On 11 April 2014 07:47, Michal Kazior <michal.kazior@tieto.com> wrote:
> On 11 April 2014 07:40, Kalle Valo <kvalo@qca.qualcomm.com> wrote:
>> Michal Kazior <michal.kazior@tieto.com> writes:
>>
>>> If for some reason copy engine ring buffer became
>>> corrupt ath10k could crash the machine due to
>>> invalid pointer dereference.
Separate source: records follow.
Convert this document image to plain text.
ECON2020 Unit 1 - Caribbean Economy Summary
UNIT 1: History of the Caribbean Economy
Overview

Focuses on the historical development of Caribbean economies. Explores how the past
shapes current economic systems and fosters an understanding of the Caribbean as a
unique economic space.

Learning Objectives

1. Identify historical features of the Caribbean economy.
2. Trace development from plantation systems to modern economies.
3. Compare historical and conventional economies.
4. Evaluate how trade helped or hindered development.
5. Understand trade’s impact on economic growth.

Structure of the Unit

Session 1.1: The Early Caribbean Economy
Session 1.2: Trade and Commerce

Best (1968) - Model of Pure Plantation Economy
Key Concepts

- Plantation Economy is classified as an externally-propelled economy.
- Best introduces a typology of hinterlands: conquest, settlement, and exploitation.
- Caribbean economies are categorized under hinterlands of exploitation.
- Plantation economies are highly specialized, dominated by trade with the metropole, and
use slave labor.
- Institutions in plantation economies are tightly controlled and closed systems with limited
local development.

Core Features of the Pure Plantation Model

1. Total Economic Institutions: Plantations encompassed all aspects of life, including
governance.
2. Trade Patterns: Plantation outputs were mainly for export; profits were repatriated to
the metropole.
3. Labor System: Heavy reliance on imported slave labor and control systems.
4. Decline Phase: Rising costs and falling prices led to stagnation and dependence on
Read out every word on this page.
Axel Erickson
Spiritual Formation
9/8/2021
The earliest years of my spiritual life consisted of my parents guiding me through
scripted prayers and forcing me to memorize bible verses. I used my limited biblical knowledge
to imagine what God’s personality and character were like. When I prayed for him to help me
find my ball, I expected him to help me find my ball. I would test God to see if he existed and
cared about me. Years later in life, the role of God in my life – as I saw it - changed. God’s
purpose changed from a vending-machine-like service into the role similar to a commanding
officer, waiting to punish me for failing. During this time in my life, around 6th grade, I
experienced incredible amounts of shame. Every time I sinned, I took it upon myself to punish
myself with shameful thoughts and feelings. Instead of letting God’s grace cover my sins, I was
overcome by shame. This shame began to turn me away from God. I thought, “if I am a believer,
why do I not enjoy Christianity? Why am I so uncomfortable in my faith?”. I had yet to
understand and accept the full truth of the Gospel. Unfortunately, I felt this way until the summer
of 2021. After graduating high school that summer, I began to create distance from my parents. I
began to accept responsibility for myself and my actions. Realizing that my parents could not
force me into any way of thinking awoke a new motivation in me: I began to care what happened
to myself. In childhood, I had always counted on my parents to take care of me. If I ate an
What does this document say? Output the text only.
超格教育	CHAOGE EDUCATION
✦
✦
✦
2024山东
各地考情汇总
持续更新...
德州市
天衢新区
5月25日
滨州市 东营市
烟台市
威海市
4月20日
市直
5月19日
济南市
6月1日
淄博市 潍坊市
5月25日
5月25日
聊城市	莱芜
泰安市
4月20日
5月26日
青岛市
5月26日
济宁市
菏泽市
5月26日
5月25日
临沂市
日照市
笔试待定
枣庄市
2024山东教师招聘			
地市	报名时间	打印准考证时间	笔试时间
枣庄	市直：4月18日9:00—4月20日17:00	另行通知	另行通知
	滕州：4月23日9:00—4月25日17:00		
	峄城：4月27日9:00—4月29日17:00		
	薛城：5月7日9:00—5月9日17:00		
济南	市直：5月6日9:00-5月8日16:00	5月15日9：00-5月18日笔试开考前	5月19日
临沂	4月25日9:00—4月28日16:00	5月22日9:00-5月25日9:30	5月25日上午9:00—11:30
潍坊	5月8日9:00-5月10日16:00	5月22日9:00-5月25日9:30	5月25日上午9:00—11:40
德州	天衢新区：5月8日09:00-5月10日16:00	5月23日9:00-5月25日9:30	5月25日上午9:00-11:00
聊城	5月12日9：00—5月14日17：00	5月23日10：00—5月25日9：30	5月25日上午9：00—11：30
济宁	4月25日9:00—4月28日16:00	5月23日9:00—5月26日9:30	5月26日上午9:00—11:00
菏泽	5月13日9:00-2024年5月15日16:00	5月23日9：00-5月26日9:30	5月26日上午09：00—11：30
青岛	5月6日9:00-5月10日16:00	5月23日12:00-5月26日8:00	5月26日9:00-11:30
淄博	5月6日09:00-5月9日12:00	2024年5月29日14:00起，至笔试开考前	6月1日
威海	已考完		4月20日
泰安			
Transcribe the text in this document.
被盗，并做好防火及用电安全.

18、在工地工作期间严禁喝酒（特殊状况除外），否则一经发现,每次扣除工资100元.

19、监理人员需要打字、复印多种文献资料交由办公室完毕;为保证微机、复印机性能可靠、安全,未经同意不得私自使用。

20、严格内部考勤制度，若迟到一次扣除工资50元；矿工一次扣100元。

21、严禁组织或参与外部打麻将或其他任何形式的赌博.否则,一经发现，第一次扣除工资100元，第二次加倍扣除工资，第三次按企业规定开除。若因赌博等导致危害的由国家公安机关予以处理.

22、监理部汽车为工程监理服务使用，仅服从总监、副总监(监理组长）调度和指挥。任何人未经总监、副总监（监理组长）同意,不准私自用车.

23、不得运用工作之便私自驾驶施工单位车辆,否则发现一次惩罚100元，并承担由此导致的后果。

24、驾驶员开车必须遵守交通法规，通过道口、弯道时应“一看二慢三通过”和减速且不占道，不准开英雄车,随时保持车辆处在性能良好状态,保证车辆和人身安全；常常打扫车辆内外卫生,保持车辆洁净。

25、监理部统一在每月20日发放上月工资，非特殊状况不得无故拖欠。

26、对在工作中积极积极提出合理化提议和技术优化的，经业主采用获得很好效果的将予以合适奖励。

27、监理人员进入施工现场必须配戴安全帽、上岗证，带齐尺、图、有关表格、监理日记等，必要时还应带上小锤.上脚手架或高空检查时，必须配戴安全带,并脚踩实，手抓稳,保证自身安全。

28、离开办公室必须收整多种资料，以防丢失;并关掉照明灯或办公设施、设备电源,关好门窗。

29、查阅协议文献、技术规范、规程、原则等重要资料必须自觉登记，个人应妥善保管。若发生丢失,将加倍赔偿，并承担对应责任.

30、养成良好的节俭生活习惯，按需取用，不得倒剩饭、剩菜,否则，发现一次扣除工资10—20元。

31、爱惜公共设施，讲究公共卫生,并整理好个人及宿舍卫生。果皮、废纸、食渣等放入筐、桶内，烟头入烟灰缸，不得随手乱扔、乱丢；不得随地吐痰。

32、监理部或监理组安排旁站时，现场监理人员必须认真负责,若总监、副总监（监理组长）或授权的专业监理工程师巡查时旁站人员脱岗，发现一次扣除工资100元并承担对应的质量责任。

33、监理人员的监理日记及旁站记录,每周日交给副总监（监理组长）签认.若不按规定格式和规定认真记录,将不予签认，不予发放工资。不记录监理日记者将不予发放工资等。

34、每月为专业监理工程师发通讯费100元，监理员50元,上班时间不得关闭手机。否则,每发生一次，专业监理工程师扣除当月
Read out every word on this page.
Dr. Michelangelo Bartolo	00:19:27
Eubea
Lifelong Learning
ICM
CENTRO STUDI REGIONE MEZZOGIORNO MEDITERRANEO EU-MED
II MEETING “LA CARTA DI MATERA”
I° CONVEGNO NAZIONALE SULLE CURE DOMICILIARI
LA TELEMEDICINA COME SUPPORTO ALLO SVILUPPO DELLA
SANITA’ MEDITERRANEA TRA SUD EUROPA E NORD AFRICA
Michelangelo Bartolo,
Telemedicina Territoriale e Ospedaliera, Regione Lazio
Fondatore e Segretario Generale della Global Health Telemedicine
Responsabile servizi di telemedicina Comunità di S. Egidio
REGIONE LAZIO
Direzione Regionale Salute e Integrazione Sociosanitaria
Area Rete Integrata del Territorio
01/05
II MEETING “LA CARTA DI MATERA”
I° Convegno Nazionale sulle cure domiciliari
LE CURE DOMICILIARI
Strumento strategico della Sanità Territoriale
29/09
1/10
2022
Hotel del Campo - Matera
It's very unlikely
>>> but devices can never be fully trusted so verify
>>> if the bmi xfer pointer read back from copy engine
>>> matches the original pointer.
>>
>> The big question is why does this happen? Does this happen only with
>> Ben's firmware or is it a more generic problem?
>
> I'll look more into this.

Hmm.. After going through the code a few times I think the bug is
actually something else.

If the crash happened in complete() it means the completion structure
wasn't set up properly. However it is always initialized in
ath10k_pci_hif_exchange_bmi_msg() before proceeding. This means xfer
pointer read back from ath10k_ce_completed_send_next() or
ath10k_ce_completed_recv_next() is wrong. Since the pointer to it is
kept on host getting wrong xfer means sw_index must be wrong. If I
assume indexes are managed correctly (i.e. no overflows, locking is
fine) then it is the entry the sw_index points to that is actually
unexpected.

This could happen if concurrent transfers occur on pipe 0 or 1 (used
for bmi communication) during device bootup. This could be either a
concurrent bmi transfer or a non-bmi buffer or an old bmi xfer data.
The latter shouldn't be the case because
ath10k_pci_hif_exchange_bmi_msg() cleans up after itself. Concurrent
access doesn't seem to be the case either.

I conclude the bug is not present in the vanilla ath10k code.

TL;DR drop the patch, please


Michał